Cultural Challenges:
Resistance to Change: Overcoming resistance from individuals and organisations hesitant to adopt new digital technologies or processes, especially concerning sensitive personal information.
Education: Educating stakeholders about the benefits and safeguards of shareable identity solutions to encourage widespread adoption.
Outlook on the Future of Shareable Identity Solutions
Shareable identity solutions have the potential to revolutionise customer identification processes, enhance data privacy, and mitigate data breach risks. As regulatory frameworks like the AML/CTF Amendment Bill (2024) leads to expansion with the Tranche 2 entities, the need for efficient and secure identity management solutions becomes critical.
A) Benefits for Organisations
Reduced Administrative Burden: Streamlining the collection and verification of personally identifiable information (PII) across multiple touchpoints.

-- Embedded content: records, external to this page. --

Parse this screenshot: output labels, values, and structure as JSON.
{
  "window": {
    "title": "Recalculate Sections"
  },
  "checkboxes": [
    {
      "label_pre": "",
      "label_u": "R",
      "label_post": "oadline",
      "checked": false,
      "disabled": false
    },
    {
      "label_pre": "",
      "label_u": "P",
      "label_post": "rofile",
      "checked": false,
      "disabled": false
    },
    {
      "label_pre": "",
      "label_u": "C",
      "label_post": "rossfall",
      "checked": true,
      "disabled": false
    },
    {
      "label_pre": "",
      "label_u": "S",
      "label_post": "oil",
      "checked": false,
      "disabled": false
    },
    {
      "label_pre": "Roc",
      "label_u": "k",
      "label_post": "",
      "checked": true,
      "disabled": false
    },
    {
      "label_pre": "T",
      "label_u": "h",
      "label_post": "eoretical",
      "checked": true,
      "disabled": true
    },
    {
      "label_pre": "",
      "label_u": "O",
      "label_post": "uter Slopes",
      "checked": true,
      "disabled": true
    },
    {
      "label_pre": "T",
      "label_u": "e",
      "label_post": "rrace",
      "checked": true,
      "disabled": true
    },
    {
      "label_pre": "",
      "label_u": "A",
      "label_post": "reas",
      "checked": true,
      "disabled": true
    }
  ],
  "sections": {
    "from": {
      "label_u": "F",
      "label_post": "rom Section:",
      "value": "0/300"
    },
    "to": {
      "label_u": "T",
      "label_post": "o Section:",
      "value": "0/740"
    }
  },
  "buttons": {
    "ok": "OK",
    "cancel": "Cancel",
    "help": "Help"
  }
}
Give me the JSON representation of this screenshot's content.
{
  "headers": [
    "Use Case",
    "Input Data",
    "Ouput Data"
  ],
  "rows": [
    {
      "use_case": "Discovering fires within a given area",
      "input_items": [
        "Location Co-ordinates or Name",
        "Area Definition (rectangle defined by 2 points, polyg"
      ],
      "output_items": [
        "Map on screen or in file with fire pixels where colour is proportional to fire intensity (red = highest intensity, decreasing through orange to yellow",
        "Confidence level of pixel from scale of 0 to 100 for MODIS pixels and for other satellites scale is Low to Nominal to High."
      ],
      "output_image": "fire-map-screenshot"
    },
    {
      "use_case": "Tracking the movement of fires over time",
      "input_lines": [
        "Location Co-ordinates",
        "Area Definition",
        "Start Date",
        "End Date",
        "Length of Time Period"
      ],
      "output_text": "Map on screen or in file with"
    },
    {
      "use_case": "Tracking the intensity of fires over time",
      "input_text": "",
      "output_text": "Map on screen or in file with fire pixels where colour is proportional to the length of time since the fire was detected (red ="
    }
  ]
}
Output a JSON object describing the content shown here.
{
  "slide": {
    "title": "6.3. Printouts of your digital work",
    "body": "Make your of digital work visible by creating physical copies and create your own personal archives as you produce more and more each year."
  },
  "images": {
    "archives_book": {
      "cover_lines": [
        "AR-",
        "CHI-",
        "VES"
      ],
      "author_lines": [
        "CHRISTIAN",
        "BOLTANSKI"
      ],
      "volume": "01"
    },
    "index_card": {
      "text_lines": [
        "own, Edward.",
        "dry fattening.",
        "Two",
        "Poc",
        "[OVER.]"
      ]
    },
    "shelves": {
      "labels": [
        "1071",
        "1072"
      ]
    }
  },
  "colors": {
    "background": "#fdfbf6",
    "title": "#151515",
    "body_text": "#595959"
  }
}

Enhanced Security: Leveraging technologies like zero-knowledge proofs for centralised, customer-controlled identity verification, minimising data breach risks and ensuring privacy compliance.
B) Benefits for Customers
Greater Control: Managing and consenting to the sharing of PII through a single, centralised application, with the ability to revoke access at any time.
Improved Privacy: Enhancing privacy and confidence in the organisations they interact with.
C) Industry Impact
Shareable identity solutions can transform industries requiring extensive customer due diligence, such as financial services, legal services, and real estate. These solutions can reduce redundancies, minimise operational costs, and provide a seamless customer experience.
Conclusion
The future of shareable identity solutions holds immense promise for both organisations and customers. By fostering collaboration, embracing innovation, and prioritising data privacy, data security and consent, stakeholders can create a more secure, fairer and efficient identity management landscape. Organisations should assess their readiness for shareable identity solutions, evaluate existing identity management processes, and explore integration paths. Early adoption can provide a competitive edge and demonstrate a commitment to customer privacy and data security.